Hepatitis B virus (HBV) infection contributes to hepatocellular carcinoma (HCC) initiation and is associated with worse outcomes. Many prior studies of HBV-related HCC have not accounted for potential heterogeneity among HBV-related tumors by assessing whether HBV activity is present in tumor tissue. Here, we measured tumor HBV RNA, a proxy for viral activity, and investigated the association between HBV RNA status and several clinicogenomic characteristics.
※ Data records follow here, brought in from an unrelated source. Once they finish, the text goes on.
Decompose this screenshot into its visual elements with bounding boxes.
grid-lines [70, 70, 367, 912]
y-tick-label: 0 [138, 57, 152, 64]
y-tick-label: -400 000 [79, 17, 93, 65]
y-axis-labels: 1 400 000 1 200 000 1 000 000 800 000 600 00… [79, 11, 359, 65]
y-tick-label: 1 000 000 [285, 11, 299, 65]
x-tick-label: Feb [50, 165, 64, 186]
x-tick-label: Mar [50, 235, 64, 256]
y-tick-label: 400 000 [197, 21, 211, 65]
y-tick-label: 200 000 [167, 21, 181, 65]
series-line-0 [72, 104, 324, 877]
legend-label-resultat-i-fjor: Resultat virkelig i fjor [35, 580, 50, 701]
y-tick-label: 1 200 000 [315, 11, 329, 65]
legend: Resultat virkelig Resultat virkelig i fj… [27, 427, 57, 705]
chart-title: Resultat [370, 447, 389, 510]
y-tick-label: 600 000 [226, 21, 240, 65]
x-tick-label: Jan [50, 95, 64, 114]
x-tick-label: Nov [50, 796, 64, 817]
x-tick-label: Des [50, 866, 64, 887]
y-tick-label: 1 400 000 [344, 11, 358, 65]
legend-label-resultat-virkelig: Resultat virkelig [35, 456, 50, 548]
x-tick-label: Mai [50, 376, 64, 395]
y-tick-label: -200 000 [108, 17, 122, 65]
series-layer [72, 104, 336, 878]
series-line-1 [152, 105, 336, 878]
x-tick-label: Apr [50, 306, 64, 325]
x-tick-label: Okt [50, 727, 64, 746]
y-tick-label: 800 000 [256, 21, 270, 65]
We obtained clinical, mutation, RNA-Seq and survival data for 439 HCC tumors from The Cancer Genome Atlas and International Cancer Genome Consortium. Tumors were classified as HBV RNA positive if they harbored >1 HBV RNA read per million human reads. We investigated the association between HBV RNA status and nonsynonymous somatic mutations, gene set expression, homologous recombination deficiency (HRD) score and mutation-specific survival. HBV RNA positive status was associated with higher nonsynonymous mutation rates of multiple genes, including TP53 and CDKN2A, while HBV RNA negative status was associated with higher nonsynonymous BAP1 mutation rate. HBV RNA positive status was also associated with increased transcription of genes involved in multiple DNA damage repair pathways, genes upregulated by MYC and mTORC1, and genes overexpressed in several HCC subclasses associated with a proliferative phenotype. Further, HBV RNA positive status was associated with increased three-biomarker HRD score (22.2 for HBV RNA+ vs. 16.0 for HBV RNA-). Finally, HBV RNA status was associated with multiple mutation-specific survival differences, including decreased survival for HBV RNA positive patients with nonsynonymous KEAP1 mutations compared to those without (hazard ratio 4.26). HCC tumors harboring genomic evidence of HBV activity therefore constitute a distinct HCC subset characterized by specific differences in nonsynonymous mutations, gene set expression, three-biomarker HRD score and mutation-specific survival.